My apologies, I just mentioned that so people wouldn't assume I was a complete noob.

I think it's the motivations objectives that, in a battle game, mean you add 5 tokens to several models that tip it over the edge. But it's just a feeling, not a calculated thing. We just feel like there's a lot of tokens to shuffle around in WoK, particularly so with Hadross and resonating!
 

UniversalHead

New member
Motivations. This is Huge!: Wrong pairing of motivations and you will get tabled! I had my own problems with that. Nasier vs Hadross. But i found out that Loot and Plunder is the perfect counter for it..... i just had to find it out .... took me a while thou. Right now we have very specialized armys for some of the Motivations as this started to get boring we used a simple mechanik.

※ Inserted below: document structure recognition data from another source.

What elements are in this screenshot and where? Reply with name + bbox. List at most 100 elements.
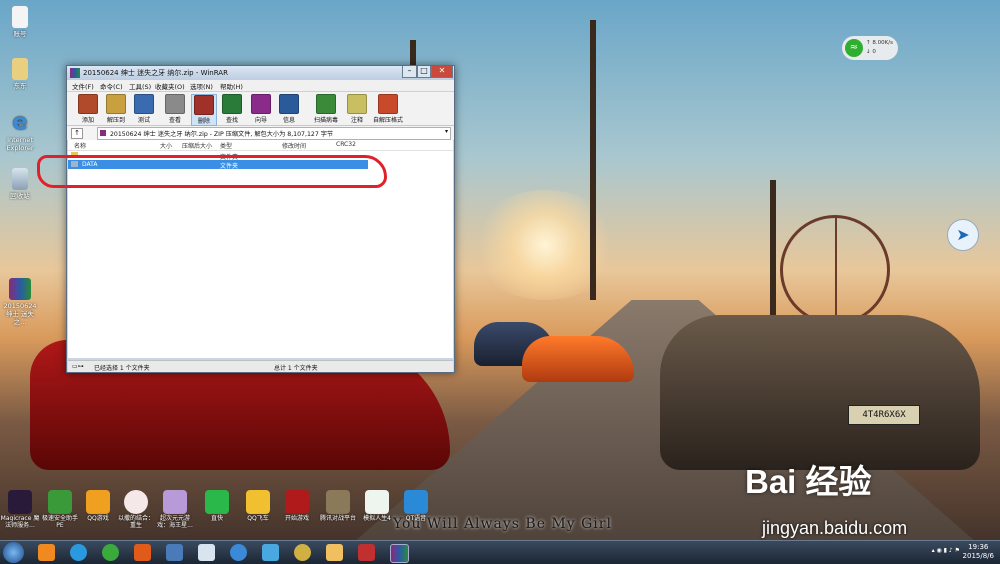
maximize-button[interactable]: □ bbox=[417, 66, 431, 78]
menu-file[interactable]: 文件(F) bbox=[72, 81, 94, 91]
taskbar: ▴ ◉ ▮ ♪ ⚑ 19:36 2015/8/6 bbox=[0, 540, 1000, 564]
desktop-icon-sims4[interactable]: 模拟人生4 bbox=[357, 490, 397, 522]
comment-button[interactable]: 注释 bbox=[344, 94, 370, 124]
desktop-icon-zhikuai[interactable]: 直快 bbox=[197, 490, 237, 522]
desktop-icon-magicrace[interactable]: Magicrace 魔法师服务... bbox=[0, 490, 40, 529]
sunset-glow bbox=[470, 190, 620, 300]
menu-options[interactable]: 选项(N) bbox=[190, 81, 213, 91]
archive-path-text: 20150624 绅士 迷失之牙 纳尔.zip - ZIP 压缩文件, 解包大小… bbox=[110, 131, 334, 138]
desktop-icon-zip[interactable]: 20150624 绅士 迷失之... bbox=[0, 278, 40, 326]
plane-taskbar-icon[interactable] bbox=[166, 544, 183, 561]
desktop-icon-qq-game[interactable]: QQ游戏 bbox=[78, 490, 118, 522]
scan-virus-icon bbox=[316, 94, 336, 114]
test-button[interactable]: 测试 bbox=[131, 94, 157, 124]
bird-taskbar-icon[interactable] bbox=[198, 544, 215, 561]
add-button[interactable]: 添加 bbox=[75, 94, 101, 124]
k-taskbar-icon[interactable] bbox=[70, 544, 87, 561]
menu-tools[interactable]: 工具(S) bbox=[129, 81, 151, 91]
desktop-icon-start-game[interactable]: 开始游戏 bbox=[277, 490, 317, 522]
row-name: DATA bbox=[82, 161, 98, 168]
close-button[interactable]: ✕ bbox=[431, 66, 453, 78]
clock-time: 19:36 bbox=[968, 543, 989, 551]
desktop-icon-security-pe[interactable]: 极速安全助手PE bbox=[40, 490, 80, 529]
download-speed: ↓ 0 bbox=[866, 49, 876, 55]
find-button[interactable]: 查找 bbox=[219, 94, 245, 124]
winrar-taskbar-icon[interactable] bbox=[390, 544, 409, 563]
photo-taskbar-icon[interactable] bbox=[262, 544, 279, 561]
archive-icon bbox=[100, 130, 106, 136]
col-name[interactable]: 名称 bbox=[74, 141, 86, 150]
table-row[interactable]: .. 文件夹 bbox=[68, 151, 453, 161]
browser-taskbar-icon[interactable] bbox=[38, 544, 55, 561]
desktop-icon-isaac[interactable]: 以撒的结合：重生 bbox=[116, 490, 156, 529]
sfx-button[interactable]: 自解压格式 bbox=[370, 94, 406, 124]
up-folder-button[interactable]: ↑ bbox=[71, 128, 83, 139]
desktop-icon-dongdong[interactable]: 东东 bbox=[0, 58, 40, 90]
menu-favorites[interactable]: 收藏夹(O) bbox=[155, 81, 185, 91]
chevron-down-icon[interactable]: ▾ bbox=[445, 128, 448, 135]
palm-tree bbox=[590, 20, 596, 300]
player-taskbar-icon[interactable] bbox=[102, 544, 119, 561]
archive-path-field[interactable]: 20150624 绅士 迷失之牙 纳尔.zip - ZIP 压缩文件, 解包大小… bbox=[97, 127, 451, 140]
sogou-taskbar-icon[interactable] bbox=[230, 544, 247, 561]
col-type[interactable]: 类型 bbox=[220, 141, 232, 150]
battle-platform-icon bbox=[326, 490, 350, 514]
baidu-url: jingyan.baidu.com bbox=[762, 518, 908, 538]
red-app-taskbar-icon[interactable] bbox=[358, 544, 375, 561]
menu-help[interactable]: 帮助(H) bbox=[220, 81, 243, 91]
system-tray[interactable]: ▴ ◉ ▮ ♪ ⚑ bbox=[932, 547, 960, 554]
delete-button[interactable]: 删除 bbox=[191, 94, 217, 126]
winrar-icon bbox=[70, 68, 80, 78]
title-bar[interactable]: 20150624 绅士 迷失之牙 纳尔.zip - WinRAR – □ ✕ bbox=[67, 66, 454, 80]
isaac-icon bbox=[124, 490, 148, 514]
neptunia-icon bbox=[163, 490, 187, 514]
minimize-button[interactable]: – bbox=[402, 66, 417, 78]
shield-icon bbox=[48, 490, 72, 514]
file-list[interactable]: 名称 大小 压缩后大小 类型 修改时间 CRC32 .. 文件夹 DATA 文件… bbox=[68, 140, 453, 358]
comment-icon bbox=[347, 94, 367, 114]
app-label: 开始游戏 bbox=[284, 515, 309, 522]
menu-command[interactable]: 命令(C) bbox=[100, 81, 123, 91]
desktop-icon-account[interactable]: 账号 bbox=[0, 6, 40, 38]
col-size[interactable]: 大小 bbox=[160, 141, 172, 150]
mi-taskbar-icon[interactable] bbox=[134, 544, 151, 561]
desktop-icon-neptunia[interactable]: 超次元元游戏：海王星... bbox=[155, 490, 195, 529]
extract-to-button[interactable]: 解压到 bbox=[103, 94, 129, 124]
qt-voice-icon bbox=[404, 490, 428, 514]
clock[interactable]: 19:36 2015/8/6 bbox=[963, 543, 994, 561]
col-crc[interactable]: CRC32 bbox=[336, 141, 356, 148]
baidu-watermark: Bai 经验 bbox=[745, 463, 872, 500]
folder-icon bbox=[71, 152, 78, 158]
comment-label: 注释 bbox=[350, 117, 363, 124]
bird-assistant-icon[interactable]: ➤ bbox=[947, 219, 979, 251]
desktop-icon-qq-speed[interactable]: QQ飞车 bbox=[238, 490, 278, 522]
palm-tree bbox=[770, 180, 776, 320]
game-icon bbox=[285, 490, 309, 514]
info-button[interactable]: 信息 bbox=[276, 94, 302, 124]
recycle-bin-icon bbox=[12, 168, 28, 190]
plumbob-icon bbox=[365, 490, 389, 514]
desktop-icon-label: 账号 bbox=[13, 30, 27, 38]
col-packed[interactable]: 压缩后大小 bbox=[182, 141, 212, 150]
network-speed-widget[interactable]: ≈ ↑ 8.00K/s ↓ 0 bbox=[842, 36, 898, 60]
qq-game-icon bbox=[86, 490, 110, 514]
desktop-icon-ie[interactable]: e Internet Explorer bbox=[0, 112, 40, 153]
wizard-icon bbox=[251, 94, 271, 114]
view-button[interactable]: 查看 bbox=[162, 94, 188, 124]
app-label: 超次元元游戏：海王星... bbox=[157, 515, 193, 529]
table-row[interactable]: DATA 文件夹 bbox=[68, 160, 368, 170]
desktop-icon-recycle-bin[interactable]: 回收站 bbox=[0, 168, 40, 200]
winrar-window: 20150624 绅士 迷失之牙 纳尔.zip - WinRAR – □ ✕ 文… bbox=[66, 65, 455, 373]
scan-virus-button[interactable]: 扫描病毒 bbox=[309, 94, 343, 124]
clock-date: 2015/8/6 bbox=[962, 552, 994, 560]
game-taskbar-icon[interactable] bbox=[294, 544, 311, 561]
lollipop-taskbar-icon[interactable] bbox=[326, 544, 343, 561]
col-modified[interactable]: 修改时间 bbox=[282, 141, 306, 150]
app-label: 以撒的结合：重生 bbox=[117, 515, 154, 529]
app-label: QQ飞车 bbox=[247, 515, 269, 522]
ferris-wheel bbox=[780, 215, 890, 325]
status-drive-icon: ▭⊶ bbox=[72, 363, 84, 370]
start-button[interactable] bbox=[3, 542, 24, 563]
desktop-icon-tencent-battle[interactable]: 腾讯对战平台 bbox=[318, 490, 358, 522]
wizard-button[interactable]: 向导 bbox=[248, 94, 274, 124]
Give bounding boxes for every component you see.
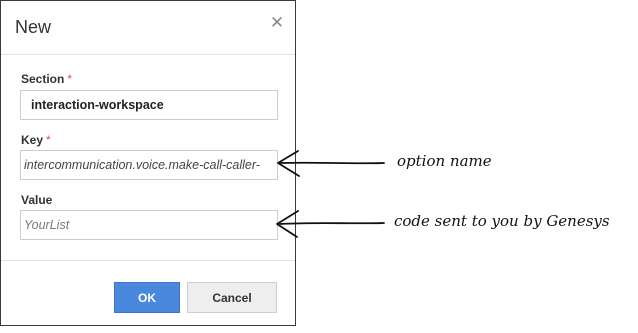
genesys-code-annotation: code sent to you by Genesys xyxy=(394,212,610,230)
value-arrow xyxy=(276,210,385,238)
key-arrow xyxy=(277,150,385,177)
option-name-annotation: option name xyxy=(397,152,492,170)
screenshot-stage: New ✕ Section * interaction-workspace Key… xyxy=(0,0,638,333)
annotation-arrows xyxy=(276,150,385,238)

Thanks m0n5t3r0u5, this is all very interesting. We must be approaching this Mexican Standoff issue in the wrong way. Perhaps it's because when I combined activate a unit for a few turns I kind of forget that you can then switch to individual activations. And as you say, we don't play enough to really get to know the armies well.

It's also interesting that you agree that the motivations have the potential to create poor matchups, and we have to get to know them better. Nice technique with the choosing, maybe something like that should have been in the rules.
 

UniversalHead

New member
Honestly, I think "this game needs a charge action" is a solution in search of a problem. Activating your unit to attack an enemy before they can do anything about it is this game's "charge order". If you can't get there, move into threat range of stuff that has activated. If you can't do that, move partially into threat range and weather the storm. Stuff will die on the next turn.

Sorry, forgot about the time limit in the tournament rules.

I guess it really is about weathering the storm, either with your whole unit or several members, though I do miss the catharsis and the advantage of being the first to say 'once more unto the breach' as it were and charge in there. Now it feels more like jockeying for advantage and carefully measuring up to a specific distance rather than COMBAT! To me it's a case of the rules affecting the feel of the game in less enjoyable way. But of course I understand others prefer that style.

You're always going to run into balance issues with asymetrical victory conditions. That's only going to be compounded when you add in the power of choice. Personally, I like the meta-game of picking a victory condition based on what your opponent is bringing to the field. It's a whole lot better than picking an army based on what your opponent is bringing to the field (which seems like the norm for all the 40k/AoS/WM/H games I hear being set up while at the local store) especially given it's a double blind selection.

We obviously have to put more effort into picking motivations - I sort of assumed they were all roughly balanced with each other and of course that doesn't seem to be the case.

I'm learning things, thankyou all! I really appreciate the feedback.